Изменить размер шрифта - +

До Терхейдена добрались мы засветло; полковник со своей свитой разместился в приготовленных для них палатках, мы же расположились на небольшом редуте – частокол да корзины с землей – поужинали чем бог послал, а вернее – чем по-братски поделились с нами веселые итальянцы. Капитан Алатристе отправился к палатке справиться, не будет ли каких распоряжений, на что дон Педро в обычной своей грубой и пренебрежительной манере ответил, что он, мол, ни для чего ему не нужен и может быть свободен. Вернувшись к остальным, Алатристе рассудил, что местность незнакомая, а итальянцы – люди, может, и хорошие – да ненадежные, так что выставить надо собственные караулы. Мендьета пошел в первую смену, старший Оливарес – во вторую, а для себя капитан приберег третью. И, стало быть, Мендьета с заряженной аркебузой и тлеющим фитилем остался у костра, а мы все устроились на ночлег кто как мог.

 

Занималась заря, когда меня разбудили странный шум и крики «В ружье!». В грязно-сером рассветном сумраке увидел я Алатристе и прочих: они поджигали фитили аркебуз, щелкали кремневыми замками пистолетов, загоняли пули в стволы мушкетов, и все это – очень торопливо. Совсем неподалеку оглушительно гремела пальба, звучали разноязычные крики. Выяснилось вскорости, что Генрих Нассау выслал к дамбе отряд отборных английских стрелков и еще человек двести латников, вверив команду над ними британскому же полковнику Веру, а следом двигались французы с немцами общим числом тысяч до шести, в арьергарде же шла тяжелая артиллерия, обоз и конница. Чуть рассвело, как англичане с большим жаром атаковали первое итальянское укрепление, защищаемое прапорщиком с горсткой солдат, закидали их ручными бомбами, а уцелевших зарубили. После этого с той же отвагой и столь же удачно заняли люнет, прикрывавший ворота форта, и стали карабкаться на его стены. Тут итальянцы в траншеях, увидев, что неприятель сумел прорваться так далеко, а они остались без прикрытия, пришли в замешательство и траншеи свои оставили. Англичане бились рьяно и доблестно, ничего не скажешь, чести своей не уронили и сильно потеснили роту итальянцев под командой Камило Фениче, оборонявшую форт, так что те самым позорным образом обратили к неприятелю спину, дабы подтвердить, быть может, мнение Тирсо де Молины о некоторых солдатах:

 

Колоду карт засаленных тасуя,

Святых тревожат жуткою божбой,

Они и Божью Мать помянут всуе,

Как девки их поманят за собой.

– А бой случится – мы костьми не ляжем,

Не станем насмерть. Ну какой в том прок?

Ужо мы неприятелю покажем…

Подошвы наших доблестных сапог.

 

Но, переходя от стихов к самой что ни на есть грубой прозе, скажу, что англичане прорвались к палаткам, где ночевал дон Педро со своей свитой, и те, выскочив наружу кто в чем был и вооруженные чем попало, стреляя наугад и тыча клинками куда придется, оказались меж бегущих в беспорядке итальянцев и наступающих англичан. Мы же, находясь от палаток шагах примерно в ста, увидели и бегство это, и наступление, и вспышки выстрелов, озарявшие сероватый предутренний сумрак. Первым побуждением Алатристе было устремиться к палаткам, но, уже занеся ногу над бруствером, сообразил он, что это ничего не даст: остановить бегущих не удастся, потому что оттуда, где расположился его взвод, отступать некуда: пригорок, а за ним – болото. Итальянцы избрали для ретирады иной путь.
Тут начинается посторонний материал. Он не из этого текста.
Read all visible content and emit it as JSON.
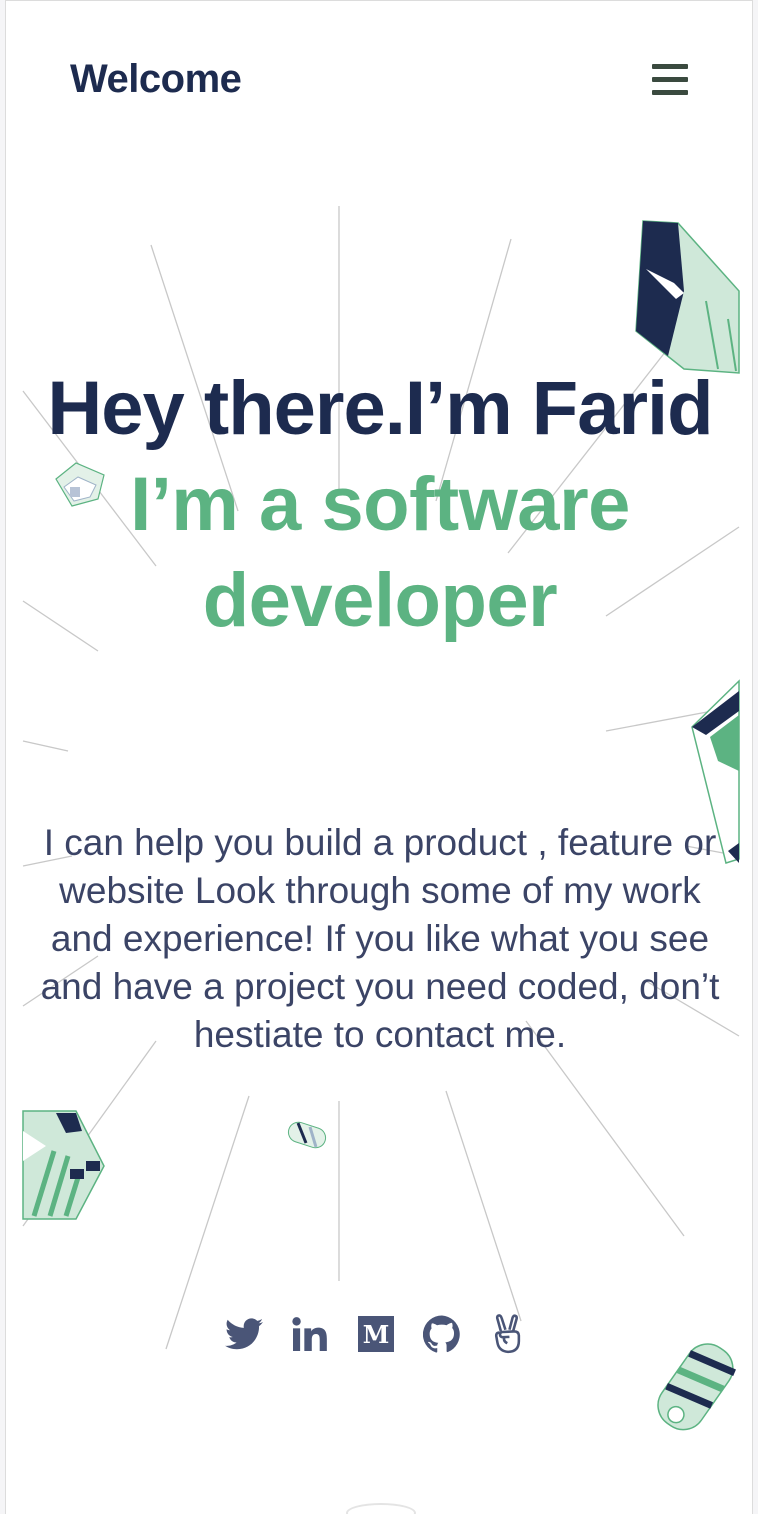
{
  "header": {
    "brand": "Welcome",
    "menu_icon": "hamburger-menu-icon"
  },
  "hero": {
    "title": "Hey there.I’m Farid",
    "subtitle": "I’m a software developer",
    "intro": "I can help you build a product , feature or website Look through some of my work and experience! If you like what you see and have a project you need coded, don’t hestiate to contact me."
  },
  "socials": [
    {
      "name": "twitter",
      "icon": "twitter-bird-icon"
    },
    {
      "name": "linkedin",
      "icon": "linkedin-in-icon"
    },
    {
      "name": "medium",
      "icon": "medium-m-icon"
    },
    {
      "name": "github",
      "icon": "github-octocat-icon"
    },
    {
      "name": "angellist",
      "icon": "angellist-peace-hand-icon"
    }
  ],
  "colors": {
    "navy": "#1d2b4f",
    "green": "#5cb382",
    "text": "#3b4466",
    "icon": "#4a5577",
    "mint": "#cfe8d9"
  }
}
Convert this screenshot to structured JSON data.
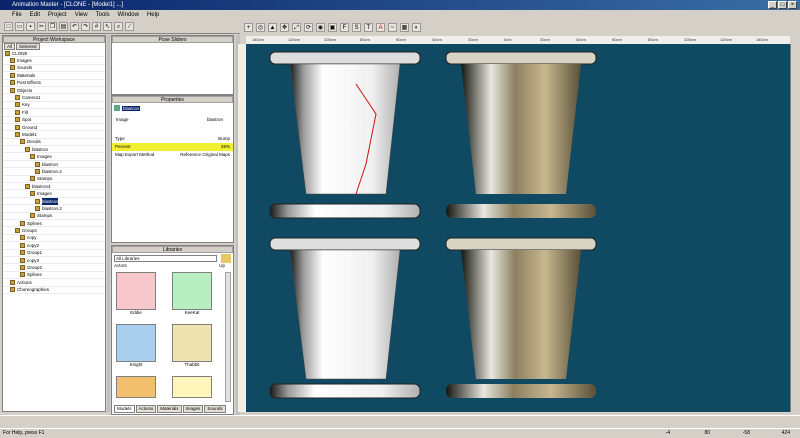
{
  "window": {
    "title": "Animation Master - [CLONE - [Model1] ...]"
  },
  "menu": [
    "File",
    "Edit",
    "Project",
    "View",
    "Tools",
    "Window",
    "Help"
  ],
  "workspace": {
    "title": "Project Workspace",
    "tabs": [
      "All",
      "Selected"
    ],
    "rows": [
      {
        "indent": 0,
        "label": "CLONE"
      },
      {
        "indent": 1,
        "label": "Images"
      },
      {
        "indent": 1,
        "label": "Sounds"
      },
      {
        "indent": 1,
        "label": "Materials"
      },
      {
        "indent": 1,
        "label": "Post Effects"
      },
      {
        "indent": 1,
        "label": "Objects"
      },
      {
        "indent": 2,
        "label": "Camera1"
      },
      {
        "indent": 2,
        "label": "Key"
      },
      {
        "indent": 2,
        "label": "Fill"
      },
      {
        "indent": 2,
        "label": "Spot"
      },
      {
        "indent": 2,
        "label": "Ground"
      },
      {
        "indent": 2,
        "label": "Model1"
      },
      {
        "indent": 3,
        "label": "Decals"
      },
      {
        "indent": 4,
        "label": "blastron"
      },
      {
        "indent": 5,
        "label": "Images"
      },
      {
        "indent": 6,
        "label": "blastron"
      },
      {
        "indent": 6,
        "label": "blastron.2"
      },
      {
        "indent": 5,
        "label": "Stamps"
      },
      {
        "indent": 4,
        "label": "blastron4"
      },
      {
        "indent": 5,
        "label": "Images"
      },
      {
        "indent": 6,
        "label": "blastron",
        "selected": true
      },
      {
        "indent": 6,
        "label": "blastron.2"
      },
      {
        "indent": 5,
        "label": "Stamps"
      },
      {
        "indent": 3,
        "label": "Splines"
      },
      {
        "indent": 2,
        "label": "Groups"
      },
      {
        "indent": 3,
        "label": "copy"
      },
      {
        "indent": 3,
        "label": "copy2"
      },
      {
        "indent": 3,
        "label": "Group1"
      },
      {
        "indent": 3,
        "label": "copy3"
      },
      {
        "indent": 3,
        "label": "Group2"
      },
      {
        "indent": 3,
        "label": "Splines"
      },
      {
        "indent": 1,
        "label": "Actions"
      },
      {
        "indent": 1,
        "label": "Choreographies"
      }
    ]
  },
  "pose_sliders": {
    "title": "Pose Sliders"
  },
  "properties": {
    "title": "Properties",
    "selected_name": "blastron",
    "image_label": "Image",
    "image_value": "blastron",
    "rows": [
      {
        "k": "Type",
        "v": "Bump"
      },
      {
        "k": "Percent",
        "v": "25%",
        "highlight": true
      },
      {
        "k": "Map Export Method",
        "v": "Reference Original Maps"
      }
    ]
  },
  "libraries": {
    "title": "Libraries",
    "dropdown": "All Libraries",
    "up": "Up",
    "sub": "Actors",
    "items": [
      "Eddie",
      "KeeKat",
      "Knight",
      "Thabbit"
    ],
    "thumb_colors": [
      "#f7c7cc",
      "#b7eec2",
      "#aacfee",
      "#eee3b0",
      "#f2c06c",
      "#fff6bb"
    ],
    "tabs": [
      "Models",
      "Actions",
      "Materials",
      "Images",
      "Sounds"
    ]
  },
  "rulers": [
    "140cm",
    "120cm",
    "100cm",
    "80cm",
    "60cm",
    "40cm",
    "20cm",
    "0cm",
    "20cm",
    "40cm",
    "60cm",
    "80cm",
    "100cm",
    "120cm",
    "140cm"
  ],
  "status": {
    "help": "For Help, press F1",
    "fields": [
      "-4",
      "80",
      "-58",
      "424"
    ]
  }
}
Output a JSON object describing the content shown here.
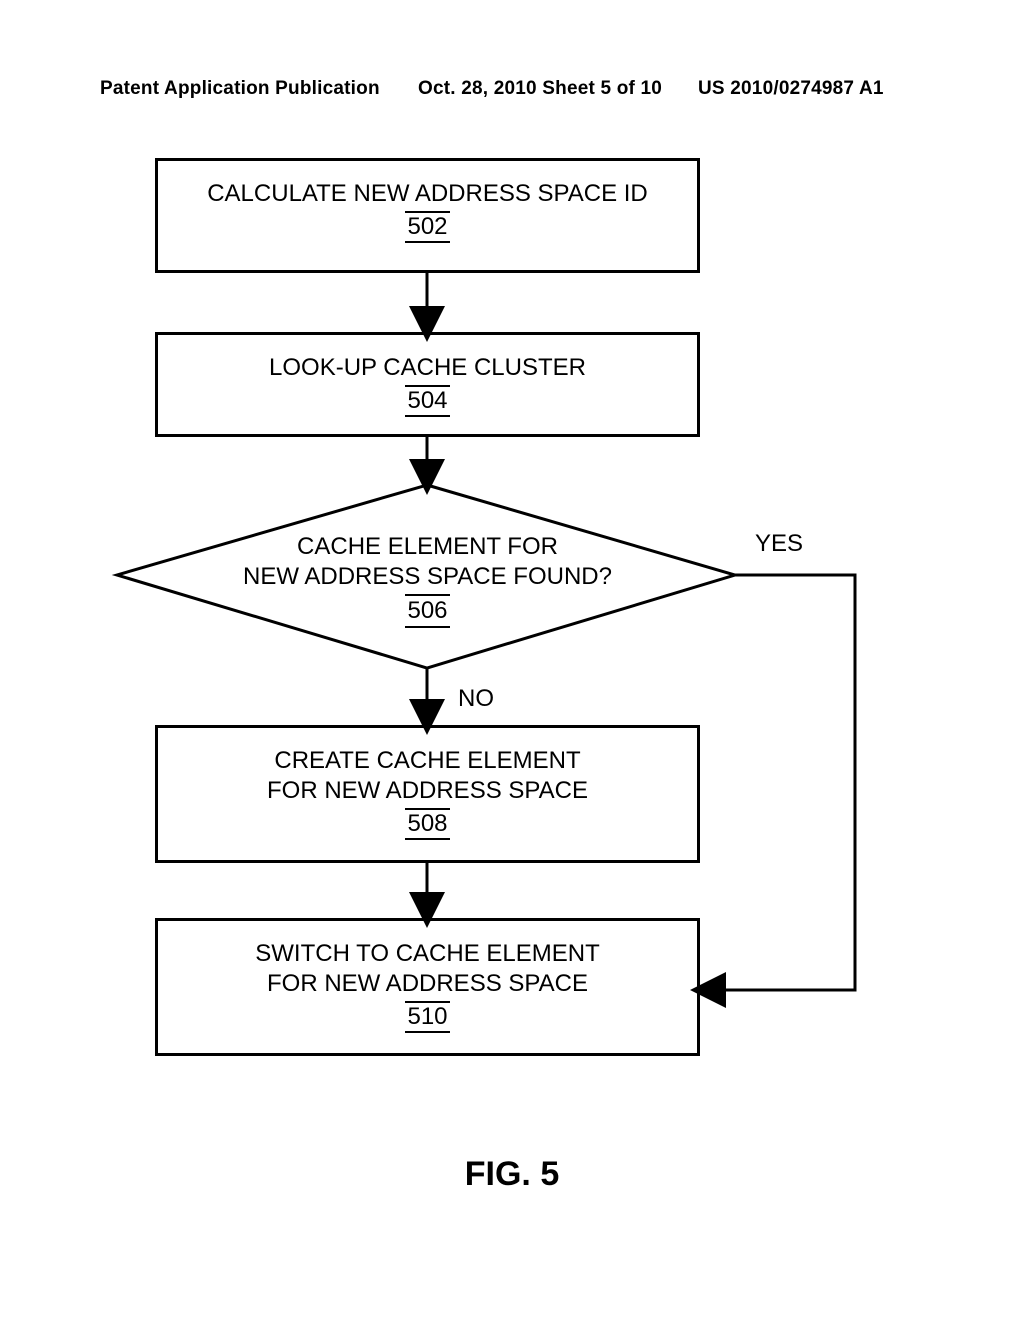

Только дон Педро со свитой и алебардщиками медленно пятился к редуту, отчаянно отбиваясь от наседавших британцев, которые отрезали ему путь к отступлению, прапорщик же Мигель Чакон спасал знамя. Смекнув, что эта кучка людей ищет спасения на нашем редуте, Алатристе расставил своих людей за корзинами с землей и велел прикрывать полковника беглым огнем, причем и сам посылал в противника пулю за пулей. Я же сидел на корточках за бруствером, подавая стрелкам заряды и порох.